How does it work? Electrostimulation is an effective bone-healing therapy because bone itself is piezoelectric, meaning it produces some electric charge under strain. The same property allows the device to be self-powered, eliminating the need for external components. And finally, it’s coated in “bioresorbable materials,” so the body breaks it down after weeks or months; it doesn’t need to be surgically removed. The device, described in the journal Proceedings of the National Academy of Sciences, markedly sped up bone healing when tested in rats, but would require much more power for humans. “It will be very interesting and impactful to address the development from animal to human,” Wang said. “We may need the device to respond to other types of internal mechanical sources, like blood pressure changes” — an idea that’s sure to stimulate some interesting future research.

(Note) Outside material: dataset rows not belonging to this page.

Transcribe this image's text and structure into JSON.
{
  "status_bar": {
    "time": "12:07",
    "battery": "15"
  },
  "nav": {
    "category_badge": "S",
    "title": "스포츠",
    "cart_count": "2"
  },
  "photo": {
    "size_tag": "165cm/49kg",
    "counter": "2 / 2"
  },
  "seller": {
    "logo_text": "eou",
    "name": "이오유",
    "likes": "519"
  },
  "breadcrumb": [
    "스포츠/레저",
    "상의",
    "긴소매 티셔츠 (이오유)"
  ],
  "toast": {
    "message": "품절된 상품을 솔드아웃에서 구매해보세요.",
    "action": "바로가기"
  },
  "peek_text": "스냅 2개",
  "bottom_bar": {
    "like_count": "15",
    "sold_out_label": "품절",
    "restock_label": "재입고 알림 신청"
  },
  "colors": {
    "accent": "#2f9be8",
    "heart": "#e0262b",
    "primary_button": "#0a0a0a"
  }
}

Video credit: National University of Singapore
What is it? A new “smart foam” material for robots gives them the ability to sense nearby objects before they come into contact.
Why does it matter? Newly developed robotic skins are great at sensing pressure precisely and reacting accordingly. But detecting adjacent objects’ speed and direction of movement can help robots “better judge human intention,” said Benjamin Tee, who led the research team at the National University of Singapore that developed the foam material. A paper on the research was published in Nature Communications.
How does it work? The team made the highly elastic artificially innervated foam, or AiFoam, from a Teflon-like polymer and a surfactant that lowers surface pressure. An infusion of microscopic metal particles gives AiFoam its pressure-sensing abilities. The surfactant makes it self-healing after damage from a cut — an important feature for potential future use in prosthetics.
What is it? Civil-engineering researchers in Korea developed a new nanofiber membrane to desalinate seawater quickly and effectively.
Why does it matter? With freshwater sources constituting just 2.5% of the planet’s water, a lack of clean drinking water is a life-or-death issue for nearly 800 million people worldwide. Desalinating seawater is a promising option for many.
How does it work? The research team led by Yunchul Woo worked on membrane distillation, the process of passing seawater through a filtering material to remove the salt. The team, which published its research in the Journal of Membrane Science, improved on existing nanofiber membranes with a fabrication method called coaxial electrospinning. They created the material with a polymer core and an outer sheath containing silica aerogel. By spinning these nanofibers from two nozzles instead of one, Woo and his colleagues created a denser “three-dimensional hierarchical structure.” The coaxial nanofiber membrane maintained highly effective desalination for 30 days, a vast improvement over the two-day lifespan of single-nozzle membranes.